Secretary of State Mike Pompeo visited Colombia’s border with Venezuela on Sunday where he talked up U.S. support for refugees, repeated demands that illegitimate Venezuelan president Nicolás Maduro step down, and threatened a host of new sanctions for good measure. But despite those individual statements, Pompeo’s visit lacked a coherent plan.
This is, in part, a problem of Washington’s making. By declaring support for opposition leader Juan Guaidó, the Trump administration put all of its diplomacy cards on the table. That bold move might have worked, had Guaidó been able to rally the support of the military.
But he couldn't. The Venezuelan military was not quite ready to jump ship when Washington declared support for Guaidó, nor when the U.S. attempted to force aid into the country to foment popular opposition to Maduro. Instead, a U.S.-backed attempt to overcome borders with aid fizzled, leaving not a triumphant march on Caracas as envisioned but a stalemate.

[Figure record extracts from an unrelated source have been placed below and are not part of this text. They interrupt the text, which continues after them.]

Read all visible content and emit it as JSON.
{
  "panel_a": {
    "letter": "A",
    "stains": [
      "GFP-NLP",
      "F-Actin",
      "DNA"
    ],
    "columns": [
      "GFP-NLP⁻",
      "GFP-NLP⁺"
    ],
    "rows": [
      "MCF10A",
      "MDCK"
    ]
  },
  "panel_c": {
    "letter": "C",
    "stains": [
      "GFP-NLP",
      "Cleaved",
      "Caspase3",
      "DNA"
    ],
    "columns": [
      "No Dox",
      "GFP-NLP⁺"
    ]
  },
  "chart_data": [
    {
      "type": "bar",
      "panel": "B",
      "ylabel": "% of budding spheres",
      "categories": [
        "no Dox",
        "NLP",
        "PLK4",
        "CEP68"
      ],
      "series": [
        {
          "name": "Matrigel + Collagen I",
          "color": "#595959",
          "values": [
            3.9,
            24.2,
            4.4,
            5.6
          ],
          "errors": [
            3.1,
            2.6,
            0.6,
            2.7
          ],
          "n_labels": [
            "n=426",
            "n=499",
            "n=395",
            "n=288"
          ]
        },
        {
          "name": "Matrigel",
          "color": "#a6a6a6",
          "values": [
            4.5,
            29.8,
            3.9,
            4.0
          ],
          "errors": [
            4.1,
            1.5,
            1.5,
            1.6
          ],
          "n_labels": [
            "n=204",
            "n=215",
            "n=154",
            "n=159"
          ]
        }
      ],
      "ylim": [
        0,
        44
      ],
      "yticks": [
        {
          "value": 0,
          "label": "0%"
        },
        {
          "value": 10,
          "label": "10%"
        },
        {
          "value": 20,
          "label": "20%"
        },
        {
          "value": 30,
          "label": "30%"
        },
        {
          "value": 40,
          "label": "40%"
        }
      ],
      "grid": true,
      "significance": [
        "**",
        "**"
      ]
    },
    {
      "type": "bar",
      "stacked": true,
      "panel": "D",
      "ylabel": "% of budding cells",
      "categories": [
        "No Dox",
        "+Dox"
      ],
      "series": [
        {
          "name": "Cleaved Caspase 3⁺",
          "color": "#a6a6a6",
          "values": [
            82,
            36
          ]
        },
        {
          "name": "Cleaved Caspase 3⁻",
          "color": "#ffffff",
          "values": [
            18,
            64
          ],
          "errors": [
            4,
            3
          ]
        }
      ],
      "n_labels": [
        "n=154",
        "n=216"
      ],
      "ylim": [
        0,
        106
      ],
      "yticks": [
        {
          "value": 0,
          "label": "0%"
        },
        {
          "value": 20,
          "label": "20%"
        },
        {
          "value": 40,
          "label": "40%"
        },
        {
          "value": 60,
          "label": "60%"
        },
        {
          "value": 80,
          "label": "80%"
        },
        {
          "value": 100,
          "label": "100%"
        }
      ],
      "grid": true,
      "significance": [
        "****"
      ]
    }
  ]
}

Now, the U.S. is in a bit of a pinch. It wants to end the crisis, but it can't negotiate with Maduro after declaring his leadership illegitimate. Added to the mess are increasingly troubling ties between Moscow and Caracas that saw Russian troops landing in Venezuela earlier this spring. Far from simply upending the government of one country, Washington is now engaged in a diplomatic dance for influence in Latin America with familiar agitators Russia and Cuba.

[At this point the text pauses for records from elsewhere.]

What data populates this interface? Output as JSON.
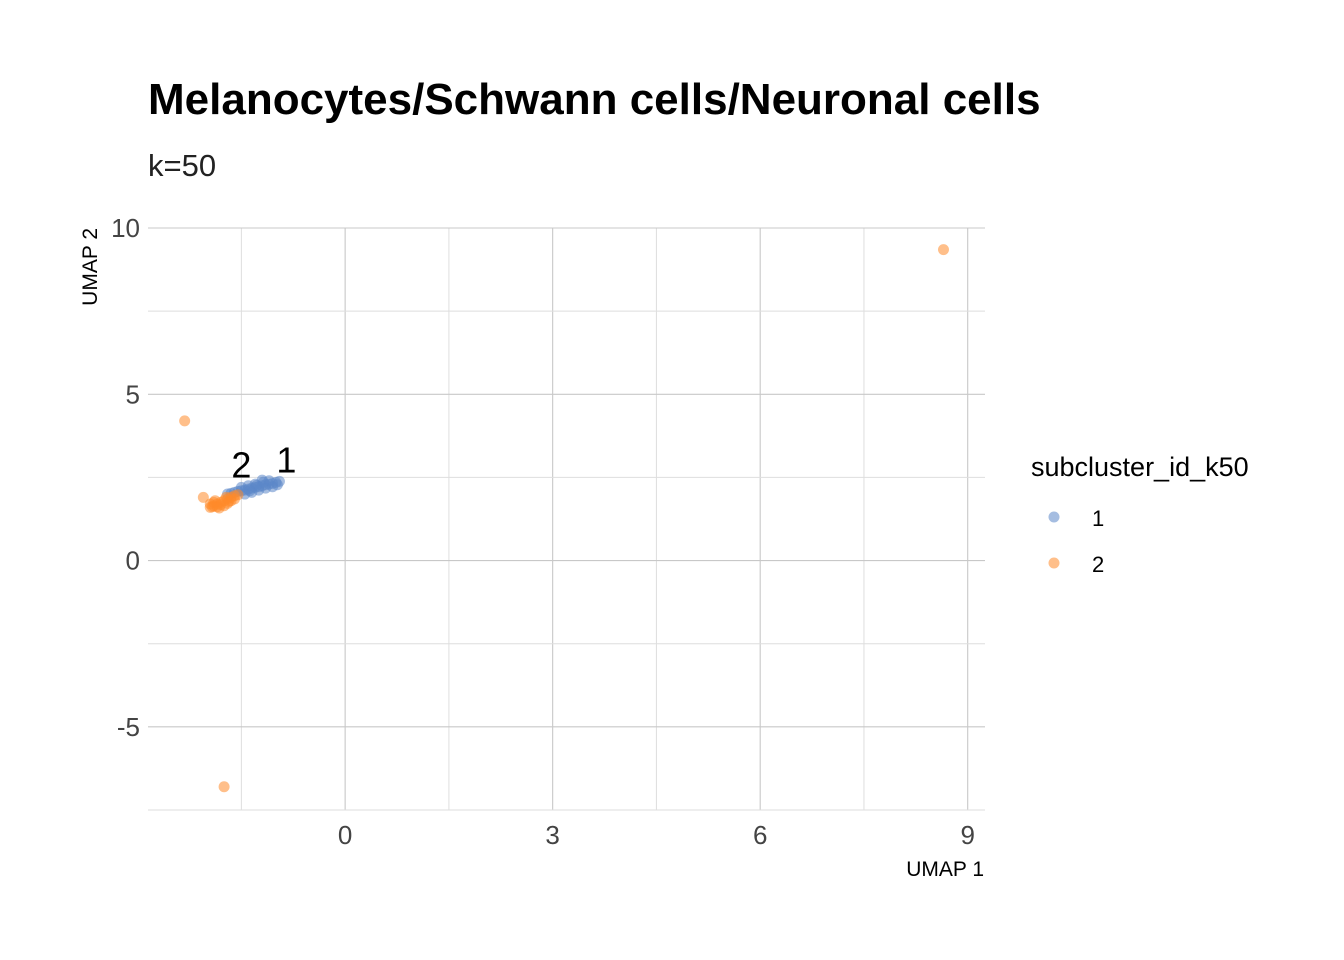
{
  "chart_data": {
    "type": "scatter",
    "title": "Melanocytes/Schwann cells/Neuronal cells",
    "subtitle": "k=50",
    "xlabel": "UMAP 1",
    "ylabel": "UMAP 2",
    "xlim": [
      -2.85,
      9.25
    ],
    "ylim": [
      -7.5,
      10.0
    ],
    "x_ticks": [
      0,
      3,
      6,
      9
    ],
    "x_tick_labels": [
      "0",
      "3",
      "6",
      "9"
    ],
    "y_ticks": [
      -5,
      0,
      5,
      10
    ],
    "y_tick_labels": [
      "-5",
      "0",
      "5",
      "10"
    ],
    "grid": true,
    "legend": {
      "title": "subcluster_id_k50",
      "position": "right",
      "entries": [
        {
          "label": "1",
          "color": "#5b87c8"
        },
        {
          "label": "2",
          "color": "#ff8a2a"
        }
      ]
    },
    "point_alpha": 0.55,
    "series": [
      {
        "name": "1",
        "color": "#5b87c8",
        "points": [
          [
            -1.0,
            2.35
          ],
          [
            -0.95,
            2.38
          ],
          [
            -1.05,
            2.32
          ],
          [
            -1.1,
            2.3
          ],
          [
            -1.15,
            2.28
          ],
          [
            -1.2,
            2.25
          ],
          [
            -1.25,
            2.22
          ],
          [
            -1.3,
            2.2
          ],
          [
            -1.35,
            2.18
          ],
          [
            -1.4,
            2.15
          ],
          [
            -1.45,
            2.12
          ],
          [
            -1.5,
            2.1
          ],
          [
            -1.55,
            2.08
          ],
          [
            -1.6,
            2.05
          ],
          [
            -1.65,
            2.02
          ],
          [
            -1.2,
            2.42
          ],
          [
            -1.3,
            2.3
          ],
          [
            -1.4,
            2.25
          ],
          [
            -1.15,
            2.18
          ],
          [
            -1.05,
            2.22
          ],
          [
            -1.25,
            2.12
          ],
          [
            -1.35,
            2.05
          ],
          [
            -1.1,
            2.4
          ],
          [
            -1.5,
            2.2
          ],
          [
            -1.45,
            2.0
          ],
          [
            -1.7,
            2.0
          ],
          [
            -0.98,
            2.28
          ],
          [
            -1.18,
            2.36
          ],
          [
            -1.28,
            2.26
          ],
          [
            -1.38,
            2.1
          ]
        ]
      },
      {
        "name": "2",
        "color": "#ff8a2a",
        "points": [
          [
            -2.32,
            4.2
          ],
          [
            -2.05,
            1.9
          ],
          [
            -1.75,
            -6.8
          ],
          [
            8.65,
            9.35
          ],
          [
            -1.95,
            1.6
          ],
          [
            -1.9,
            1.65
          ],
          [
            -1.85,
            1.7
          ],
          [
            -1.8,
            1.75
          ],
          [
            -1.75,
            1.8
          ],
          [
            -1.7,
            1.85
          ],
          [
            -1.65,
            1.9
          ],
          [
            -1.6,
            1.95
          ],
          [
            -1.55,
            1.98
          ],
          [
            -1.9,
            1.75
          ],
          [
            -1.85,
            1.62
          ],
          [
            -1.8,
            1.68
          ],
          [
            -1.95,
            1.7
          ],
          [
            -1.7,
            1.72
          ],
          [
            -1.75,
            1.65
          ],
          [
            -1.6,
            1.85
          ],
          [
            -1.65,
            1.8
          ],
          [
            -1.88,
            1.8
          ],
          [
            -1.72,
            1.9
          ],
          [
            -1.92,
            1.62
          ],
          [
            -1.82,
            1.58
          ],
          [
            -1.68,
            1.78
          ]
        ]
      }
    ],
    "annotations": [
      {
        "text": "2",
        "x": -1.5,
        "y": 2.5
      },
      {
        "text": "1",
        "x": -0.85,
        "y": 2.65
      }
    ]
  }
}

Politically cornered and with few options left aside from military intervention, the Trump administration has settled for hoping that the slow squeeze of sanctions will do the trick and finally push Maduro from power. Perhaps I'm a cynic, but if Maduro hasn't given up control yet even as his people starve and are in desperate need of medicine, further economic pain is unlikely to be the magic bullet that Pompeo and Trump seem to think it is. That leaves the U.S. without a real plan.